Terminal degrees mark the end-points of formalized education, and as there are many routes to learning, there are many such degrees, ranging from professional master’s degrees such as the MArch, MBA and MFA to the many forms of doctorate. The proliferation of degrees prompts the consideration of a Doctor of Education Leadership vs. Education Leadership PhD. The differences between them are not necessarily evident upon an examination of their names, but the information below should provide some clarification of them.

Doctor of Education Leadership

Jack K. Nelson of the University of Idaho and Calleen Coorough of Lewis & Clark State College note in “Content Analysis of the PhD Versus EdD Dissertation” that a doctorate of education or EdD–under which rubric a doctorate in education leadership will generally fall–emphasizes educational practice. That is, it works primarily to equip students to carry out and oversee the processes of teaching and learning in practical settings such as schools and colleges. In that respect, it is a teaching degree rather than a subject degree, and those who hold it will likely be either expert teachers in a content area developed at the undergraduate level or educational administrators tasked with ensuring the quality of curriculum and instruction. Such recipients of the degree as Naima Duncan and Sean Chandler bear out the notion; their work is in the classroom and in the field, and their research has largely consisted of reports from their experiences. They seek to learn what does work, instead of looking at what might work better, as the PhD discussed below does.

Featured Programs

Education Leadership PhD

Nelson and Coorough also note, following traditional understandings, that the PhD–Doctor of Philosophy, one of the oldest recognized degrees in the Western university system–in Education Leadership is a research-oriented degree. That is to say that it depends upon research and an understanding of theories underlying educational practice more than upon the practice itself. This is true of most if not all PhD degrees; the usual understanding of the degree is that it is earned after completing substantial coursework and making an original contribution to human knowledge in the form of a doctoral thesis or dissertation. Because of the research emphasis, there is a perception that the PhD is the result of a more rigorous course of study than does the EdD. This is not entirely fair, as there are many EdD programs that are quite rigorous and PhD programs that are lax, but it is true that the research leading to a PhD tends to be both more extensive and more general than that which leads to an EdD. The difference can be likened to a before-and-after scenario, with the PhD generating ideas that the EdD then tests out in practice. It can also be likened to the distinction between the undergraduate and graduate classrooms; the former seeks to master knowledge that already exists, while the latter seeks to make more knowledge exist.

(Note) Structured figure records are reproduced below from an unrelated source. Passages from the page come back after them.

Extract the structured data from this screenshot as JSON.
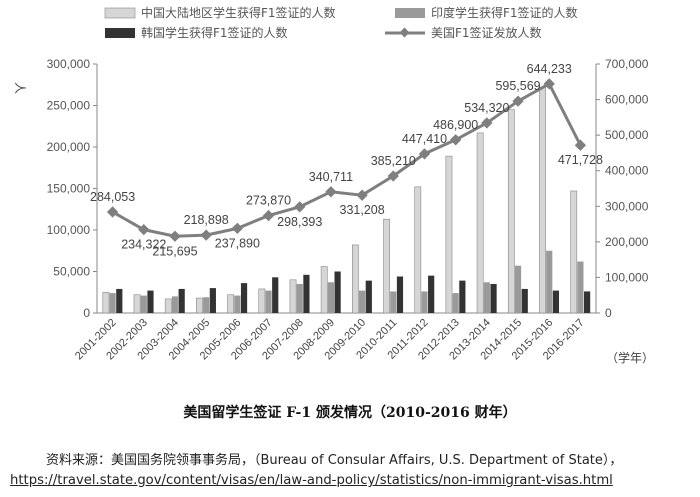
{
  "chart_data": {
    "type": "bar",
    "title": "美国留学生签证 F-1 颁发情况（2010-2016 财年）",
    "y_left_label": "人",
    "y_right_label": "",
    "x_unit_label": "（学年）",
    "categories": [
      "2001-2002",
      "2002-2003",
      "2003-2004",
      "2004-2005",
      "2005-2006",
      "2006-2007",
      "2007-2008",
      "2008-2009",
      "2009-2010",
      "2010-2011",
      "2011-2012",
      "2012-2013",
      "2013-2014",
      "2014-2015",
      "2015-2016",
      "2016-2017"
    ],
    "y_left_ticks": [
      "0",
      "50,000",
      "100,000",
      "150,000",
      "200,000",
      "250,000",
      "300,000"
    ],
    "y_right_ticks": [
      "0",
      "100,000",
      "200,000",
      "300,000",
      "400,000",
      "500,000",
      "600,000",
      "700,000"
    ],
    "ylim_left": [
      0,
      300000
    ],
    "ylim_right": [
      0,
      700000
    ],
    "grid": false,
    "legend_position": "top",
    "series": [
      {
        "name": "中国大陆地区学生获得F1签证的人数",
        "type": "bar",
        "axis": "left",
        "color": "#d6d6d6",
        "values": [
          25000,
          22000,
          17000,
          18000,
          22000,
          29000,
          40000,
          56000,
          82000,
          113000,
          152000,
          189000,
          217000,
          245000,
          272000,
          147000
        ]
      },
      {
        "name": "印度学生获得F1签证的人数",
        "type": "bar",
        "axis": "left",
        "color": "#9a9a9a",
        "values": [
          24000,
          21000,
          20000,
          19000,
          21000,
          27000,
          35000,
          37000,
          27000,
          26000,
          26000,
          24000,
          37000,
          57000,
          75000,
          62000
        ]
      },
      {
        "name": "韩国学生获得F1签证的人数",
        "type": "bar",
        "axis": "left",
        "color": "#333333",
        "values": [
          29000,
          27000,
          29000,
          30000,
          36000,
          43000,
          46000,
          50000,
          39000,
          44000,
          45000,
          39000,
          35000,
          29000,
          27000,
          26000
        ]
      },
      {
        "name": "美国F1签证发放人数",
        "type": "line",
        "axis": "right",
        "color": "#7f7f7f",
        "values": [
          284053,
          234322,
          215695,
          218898,
          237890,
          273870,
          298393,
          340711,
          331208,
          385210,
          447410,
          486900,
          534320,
          595569,
          644233,
          471728
        ],
        "labels": [
          "284,053",
          "234,322",
          "215,695",
          "218,898",
          "237,890",
          "273,870",
          "298,393",
          "340,711",
          "331,208",
          "385,210",
          "447,410",
          "486,900",
          "534,320",
          "595,569",
          "644,233",
          "471,728"
        ]
      }
    ]
  },
  "source_line": "资料来源：美国国务院领事事务局，（Bureau of Consular Affairs, U.S. Department of State），",
  "source_url": "https://travel.state.gov/content/visas/en/law-and-policy/statistics/non-immigrant-visas.html"
}
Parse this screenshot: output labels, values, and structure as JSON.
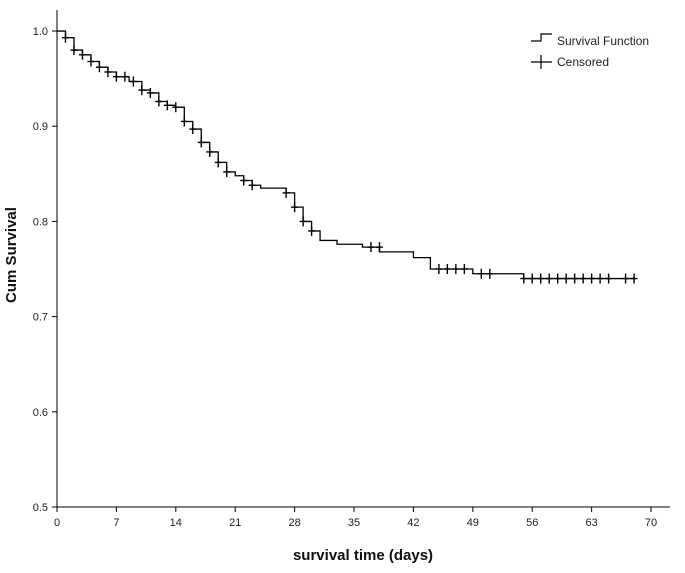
{
  "chart_data": {
    "type": "line",
    "title": "",
    "xlabel": "survival time (days)",
    "ylabel": "Cum Survival",
    "xlim": [
      0,
      72
    ],
    "ylim": [
      0.5,
      1.02
    ],
    "x_ticks": [
      0,
      7,
      14,
      21,
      28,
      35,
      42,
      49,
      56,
      63,
      70
    ],
    "y_ticks": [
      0.5,
      0.6,
      0.7,
      0.8,
      0.9,
      1.0
    ],
    "y_tick_labels": [
      "0.5",
      "0.6",
      "0.7",
      "0.8",
      "0.9",
      "1.0"
    ],
    "grid": false,
    "legend": {
      "position": "top-right",
      "entries": [
        "Survival Function",
        "Censored"
      ]
    },
    "series": [
      {
        "name": "Survival Function",
        "step": true,
        "color": "#000000",
        "x": [
          0,
          1,
          2,
          3,
          4,
          5,
          6,
          7,
          8.5,
          10,
          11,
          12,
          13,
          14,
          15,
          16,
          17,
          18,
          19,
          20,
          21,
          22,
          23,
          24,
          27,
          28,
          29,
          30,
          31,
          33,
          36,
          38,
          42,
          44,
          46,
          49,
          55,
          68
        ],
        "y": [
          1.0,
          0.993,
          0.98,
          0.975,
          0.968,
          0.962,
          0.957,
          0.952,
          0.947,
          0.938,
          0.935,
          0.926,
          0.922,
          0.92,
          0.905,
          0.897,
          0.883,
          0.873,
          0.862,
          0.852,
          0.848,
          0.843,
          0.838,
          0.835,
          0.83,
          0.815,
          0.8,
          0.79,
          0.78,
          0.776,
          0.773,
          0.768,
          0.762,
          0.75,
          0.75,
          0.745,
          0.74,
          0.74
        ]
      },
      {
        "name": "Censored",
        "marker": "plus",
        "color": "#000000",
        "x": [
          1,
          2,
          3,
          4,
          5,
          6,
          7,
          8,
          9,
          10,
          11,
          12,
          13,
          14,
          15,
          16,
          17,
          18,
          19,
          20,
          22,
          23,
          27,
          28,
          29,
          30,
          37,
          38,
          45,
          46,
          47,
          48,
          50,
          51,
          55,
          56,
          57,
          58,
          59,
          60,
          61,
          62,
          63,
          64,
          65,
          67,
          68
        ],
        "y": [
          0.993,
          0.98,
          0.975,
          0.968,
          0.962,
          0.957,
          0.952,
          0.952,
          0.947,
          0.938,
          0.935,
          0.926,
          0.922,
          0.92,
          0.905,
          0.897,
          0.883,
          0.873,
          0.862,
          0.852,
          0.843,
          0.838,
          0.83,
          0.815,
          0.8,
          0.79,
          0.773,
          0.773,
          0.75,
          0.75,
          0.75,
          0.75,
          0.745,
          0.745,
          0.74,
          0.74,
          0.74,
          0.74,
          0.74,
          0.74,
          0.74,
          0.74,
          0.74,
          0.74,
          0.74,
          0.74,
          0.74
        ]
      }
    ]
  }
}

Each degree has strengths that suits it to different people. Finding which strengths the degree supports can help a person to answer first whether a doctoral degree is the right choice; both involve significant investments of time and effort, and not all people are well served by them. If a person is, though, knowing the strengths of the degrees can help to find which is the right answer to the question of Doctor of Education Leadership vs. Education Leadership PhD.